Could’ve also parsed 19a differently and clued it as [Laura’s typical order at the brewpub]: DUAL IPA); too much of that generally leads to be me being [21a: Blotto]: IN RARE FORM
- [32a: Rice field]: QUAD. Excellent misdirection here; Rice as in the university in Houston; field as in quadrangle, or QUAD for short, the central space of many campuses.
[45a: Sushi bar app]: EDAMAME. App as in the soybean appetizer, though if you’re an iOS developer, there’s your name for a sushi guide/rating app. (Update: There really is an app called EDAMAME and appears to be for reviewing restaurants in Seville.)
- [37d: Brown who wrote the “Good and Cheap” cookbook]: LEANNE. She may not be a household name, but I highly recommend Good and Cheap if you’re ready to graduate from the Moosewood Cookbook and Enchanted Broccoli Forest (the mostly-veggie cheap-eats staples of my generation even after we moved out of creaky old cooperative houses on the outskirts of campus) but still want to eat on a budget without depending on, say, pasta.
Roland Huget’s Los Angeles Times crossword—Nate’s write-up
Prayer service. Private practice. Pro-choice. Pride and Prejudice. What could these have in common? They could all serve as themers for today’s puzzle (if only they’d been the right lengths!):
- 11d: PUFFED RICE [Steamed breakfast cereal]
- 17a: PRESS OFFICE [Public relations arm]
- 28d: PRUNE JUICE [Nectar that’s high in fiber]
- 60a: PRICE BREAKS [Good retail deals … and what the other three longest answers literally exhibit]
The word PRICE is literally broken and, like many door busters, stuffed with savings! I mean, other letters to form longer theme entries! None of the themers are particularly vibrant, but they certainly do the trick. My one nitpick would be that all three themers should either break up PRICE the same way or each one should break PRICE differently. Instead, we have one P-RICE and two PR-ICE entries, which is a tad inelegant.
Y’all know I have to point this out: 39a: MAS as the answer to [Pas’ partners]. Not always! Did you know that two people of the same gender can co-parent? What?! Crazy! It’s amazing what “, sometimes” would do to make that clue more inclusive. Or, even better, what about [Mas’ partners, sometimes]?

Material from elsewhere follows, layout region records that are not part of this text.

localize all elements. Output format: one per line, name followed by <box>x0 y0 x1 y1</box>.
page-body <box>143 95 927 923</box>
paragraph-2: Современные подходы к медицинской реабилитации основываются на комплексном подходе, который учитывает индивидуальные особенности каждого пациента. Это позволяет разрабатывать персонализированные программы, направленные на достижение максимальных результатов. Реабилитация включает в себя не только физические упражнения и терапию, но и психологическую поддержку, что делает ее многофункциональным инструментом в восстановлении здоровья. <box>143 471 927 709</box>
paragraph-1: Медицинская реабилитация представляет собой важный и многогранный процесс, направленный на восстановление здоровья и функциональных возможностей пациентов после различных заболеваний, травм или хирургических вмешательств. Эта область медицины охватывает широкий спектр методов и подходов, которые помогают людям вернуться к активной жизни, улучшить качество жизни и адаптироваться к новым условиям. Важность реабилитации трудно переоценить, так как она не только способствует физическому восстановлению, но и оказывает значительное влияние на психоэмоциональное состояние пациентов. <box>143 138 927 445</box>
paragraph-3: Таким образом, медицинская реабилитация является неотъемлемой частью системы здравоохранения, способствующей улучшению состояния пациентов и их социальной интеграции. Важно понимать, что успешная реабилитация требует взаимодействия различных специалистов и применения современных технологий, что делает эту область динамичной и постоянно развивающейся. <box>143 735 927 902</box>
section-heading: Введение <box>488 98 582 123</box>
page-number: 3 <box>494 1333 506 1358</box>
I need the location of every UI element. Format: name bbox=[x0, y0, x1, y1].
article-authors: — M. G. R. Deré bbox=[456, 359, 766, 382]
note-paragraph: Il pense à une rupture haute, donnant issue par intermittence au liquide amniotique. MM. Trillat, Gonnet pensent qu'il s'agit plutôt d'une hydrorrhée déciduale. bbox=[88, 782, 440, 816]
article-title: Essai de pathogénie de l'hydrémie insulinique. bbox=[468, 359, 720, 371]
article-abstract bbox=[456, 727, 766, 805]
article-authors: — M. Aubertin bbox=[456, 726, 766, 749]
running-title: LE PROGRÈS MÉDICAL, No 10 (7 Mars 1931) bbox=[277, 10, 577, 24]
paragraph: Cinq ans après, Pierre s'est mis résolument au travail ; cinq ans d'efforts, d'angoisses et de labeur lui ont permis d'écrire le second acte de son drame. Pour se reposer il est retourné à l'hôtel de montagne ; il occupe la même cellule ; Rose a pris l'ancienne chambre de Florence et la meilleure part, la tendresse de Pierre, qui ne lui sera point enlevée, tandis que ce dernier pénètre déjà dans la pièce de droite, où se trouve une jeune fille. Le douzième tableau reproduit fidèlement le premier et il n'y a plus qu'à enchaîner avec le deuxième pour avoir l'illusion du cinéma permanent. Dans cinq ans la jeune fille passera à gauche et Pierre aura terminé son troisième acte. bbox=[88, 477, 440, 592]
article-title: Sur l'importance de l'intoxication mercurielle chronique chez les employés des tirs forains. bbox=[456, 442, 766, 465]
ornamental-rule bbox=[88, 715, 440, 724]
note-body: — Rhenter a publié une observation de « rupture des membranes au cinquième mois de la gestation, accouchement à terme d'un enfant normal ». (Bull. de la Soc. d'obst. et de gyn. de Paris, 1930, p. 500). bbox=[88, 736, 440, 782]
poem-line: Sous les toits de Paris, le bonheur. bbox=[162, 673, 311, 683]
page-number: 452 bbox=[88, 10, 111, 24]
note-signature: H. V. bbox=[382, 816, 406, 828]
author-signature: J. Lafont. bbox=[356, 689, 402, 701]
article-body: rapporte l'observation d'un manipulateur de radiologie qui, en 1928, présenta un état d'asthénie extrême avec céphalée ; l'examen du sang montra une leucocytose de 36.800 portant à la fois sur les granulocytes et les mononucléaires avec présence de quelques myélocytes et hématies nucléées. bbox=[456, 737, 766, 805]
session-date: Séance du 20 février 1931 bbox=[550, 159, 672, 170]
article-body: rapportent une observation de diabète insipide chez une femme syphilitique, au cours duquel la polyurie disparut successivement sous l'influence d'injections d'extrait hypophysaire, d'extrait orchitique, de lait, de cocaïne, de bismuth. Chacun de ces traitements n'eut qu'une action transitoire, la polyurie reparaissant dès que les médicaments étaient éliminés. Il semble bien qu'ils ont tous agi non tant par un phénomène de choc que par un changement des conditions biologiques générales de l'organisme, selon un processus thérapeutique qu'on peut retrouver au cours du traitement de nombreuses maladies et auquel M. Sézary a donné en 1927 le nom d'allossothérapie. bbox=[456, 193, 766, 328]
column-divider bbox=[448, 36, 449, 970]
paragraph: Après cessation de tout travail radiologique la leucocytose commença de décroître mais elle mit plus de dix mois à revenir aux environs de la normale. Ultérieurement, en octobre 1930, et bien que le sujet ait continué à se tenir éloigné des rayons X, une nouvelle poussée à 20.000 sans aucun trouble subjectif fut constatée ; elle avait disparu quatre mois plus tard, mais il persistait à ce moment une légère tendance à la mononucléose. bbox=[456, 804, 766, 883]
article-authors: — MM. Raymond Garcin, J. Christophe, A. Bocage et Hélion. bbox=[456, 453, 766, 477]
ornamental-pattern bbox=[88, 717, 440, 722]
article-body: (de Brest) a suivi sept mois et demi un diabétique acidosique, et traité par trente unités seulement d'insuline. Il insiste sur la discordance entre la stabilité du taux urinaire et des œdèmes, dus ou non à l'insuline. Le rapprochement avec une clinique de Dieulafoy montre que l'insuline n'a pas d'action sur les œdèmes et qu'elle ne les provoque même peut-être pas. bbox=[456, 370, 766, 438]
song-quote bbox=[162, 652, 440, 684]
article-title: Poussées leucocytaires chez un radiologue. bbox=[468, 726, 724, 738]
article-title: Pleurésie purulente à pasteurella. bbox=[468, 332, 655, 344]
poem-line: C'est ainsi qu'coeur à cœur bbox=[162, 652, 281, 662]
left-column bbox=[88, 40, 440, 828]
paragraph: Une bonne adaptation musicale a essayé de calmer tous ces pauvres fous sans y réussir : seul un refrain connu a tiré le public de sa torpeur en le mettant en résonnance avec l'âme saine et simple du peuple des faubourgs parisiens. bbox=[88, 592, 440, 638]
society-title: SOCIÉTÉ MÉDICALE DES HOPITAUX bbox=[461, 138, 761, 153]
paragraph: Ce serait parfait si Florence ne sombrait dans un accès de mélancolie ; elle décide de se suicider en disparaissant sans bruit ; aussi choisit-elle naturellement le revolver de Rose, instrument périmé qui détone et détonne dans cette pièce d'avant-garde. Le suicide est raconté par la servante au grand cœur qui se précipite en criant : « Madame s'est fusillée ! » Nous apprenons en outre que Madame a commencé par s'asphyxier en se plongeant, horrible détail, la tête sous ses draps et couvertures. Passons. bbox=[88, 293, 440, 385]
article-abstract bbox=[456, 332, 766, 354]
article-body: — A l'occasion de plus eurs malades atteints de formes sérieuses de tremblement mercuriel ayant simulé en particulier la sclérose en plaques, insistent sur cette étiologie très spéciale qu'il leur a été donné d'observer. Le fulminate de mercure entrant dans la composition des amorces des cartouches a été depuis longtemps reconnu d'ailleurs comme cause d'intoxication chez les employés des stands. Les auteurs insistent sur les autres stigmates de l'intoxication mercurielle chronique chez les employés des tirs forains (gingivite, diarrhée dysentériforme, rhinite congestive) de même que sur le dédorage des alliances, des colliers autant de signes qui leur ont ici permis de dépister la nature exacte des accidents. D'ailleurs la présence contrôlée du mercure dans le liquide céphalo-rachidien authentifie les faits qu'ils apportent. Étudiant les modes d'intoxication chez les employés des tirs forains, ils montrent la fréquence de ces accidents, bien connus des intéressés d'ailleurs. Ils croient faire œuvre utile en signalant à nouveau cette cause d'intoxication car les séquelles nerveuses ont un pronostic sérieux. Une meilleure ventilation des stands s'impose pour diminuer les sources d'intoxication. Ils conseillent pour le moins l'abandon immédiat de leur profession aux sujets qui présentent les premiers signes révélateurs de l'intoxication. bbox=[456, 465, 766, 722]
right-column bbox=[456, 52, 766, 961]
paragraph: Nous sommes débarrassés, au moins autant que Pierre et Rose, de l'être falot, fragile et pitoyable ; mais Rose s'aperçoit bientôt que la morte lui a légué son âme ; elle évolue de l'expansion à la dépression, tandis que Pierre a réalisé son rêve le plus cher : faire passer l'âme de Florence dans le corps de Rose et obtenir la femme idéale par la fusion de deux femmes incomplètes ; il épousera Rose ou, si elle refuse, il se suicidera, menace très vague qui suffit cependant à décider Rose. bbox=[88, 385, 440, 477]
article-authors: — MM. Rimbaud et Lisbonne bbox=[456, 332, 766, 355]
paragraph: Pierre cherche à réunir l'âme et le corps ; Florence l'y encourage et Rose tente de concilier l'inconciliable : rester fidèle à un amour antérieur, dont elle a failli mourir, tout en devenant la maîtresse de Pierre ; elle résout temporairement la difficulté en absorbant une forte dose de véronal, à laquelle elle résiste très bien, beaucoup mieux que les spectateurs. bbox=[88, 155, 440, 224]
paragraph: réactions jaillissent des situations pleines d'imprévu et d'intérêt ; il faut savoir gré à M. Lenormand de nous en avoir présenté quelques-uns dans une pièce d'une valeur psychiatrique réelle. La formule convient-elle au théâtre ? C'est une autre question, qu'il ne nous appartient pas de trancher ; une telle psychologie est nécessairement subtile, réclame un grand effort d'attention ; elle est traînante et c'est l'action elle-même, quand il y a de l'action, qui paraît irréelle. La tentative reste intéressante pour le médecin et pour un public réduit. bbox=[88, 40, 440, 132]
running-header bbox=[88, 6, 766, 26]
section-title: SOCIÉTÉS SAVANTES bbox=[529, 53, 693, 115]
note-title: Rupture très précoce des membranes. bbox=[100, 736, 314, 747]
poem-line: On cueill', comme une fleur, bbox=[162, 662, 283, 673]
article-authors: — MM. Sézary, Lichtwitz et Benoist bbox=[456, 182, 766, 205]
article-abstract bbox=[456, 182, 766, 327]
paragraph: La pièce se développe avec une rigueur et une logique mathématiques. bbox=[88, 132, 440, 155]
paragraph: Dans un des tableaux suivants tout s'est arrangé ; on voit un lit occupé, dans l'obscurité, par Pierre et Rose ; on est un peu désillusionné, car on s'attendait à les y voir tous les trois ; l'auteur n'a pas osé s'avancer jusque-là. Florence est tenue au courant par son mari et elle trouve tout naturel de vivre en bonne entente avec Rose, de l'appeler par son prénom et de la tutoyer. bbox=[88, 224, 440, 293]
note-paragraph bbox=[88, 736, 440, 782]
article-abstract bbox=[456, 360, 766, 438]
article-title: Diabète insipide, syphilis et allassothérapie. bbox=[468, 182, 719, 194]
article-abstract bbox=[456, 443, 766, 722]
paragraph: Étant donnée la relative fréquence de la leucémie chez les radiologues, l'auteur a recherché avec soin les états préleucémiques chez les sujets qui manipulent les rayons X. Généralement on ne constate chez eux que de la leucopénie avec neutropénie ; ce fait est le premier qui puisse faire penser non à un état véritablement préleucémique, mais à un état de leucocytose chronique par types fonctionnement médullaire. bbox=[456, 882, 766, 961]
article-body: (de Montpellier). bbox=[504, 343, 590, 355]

#includemorewomen watch: Relative to other puzzles, we have a nice collection of women featured today: MOIRA Shearer, MARTHA Washington, ESTEE Lauder, ZORA Neale Hurston, and, of course, MAS. Let’s learn more about ZORA! According to her Wikipedia page, “Zora Neale Hurston (January 7, 1891– January 28, 1960) was an influential author of African-American literature and anthropologist, who portrayed racial struggles in the early 20th century American South, and published research on Haitian voodoo. Of Hurston’s four novels and more than 50 published short stories, plays, and essays, her most popular is the 1937 novel Their Eyes Were Watching God.” Talented women of color represent!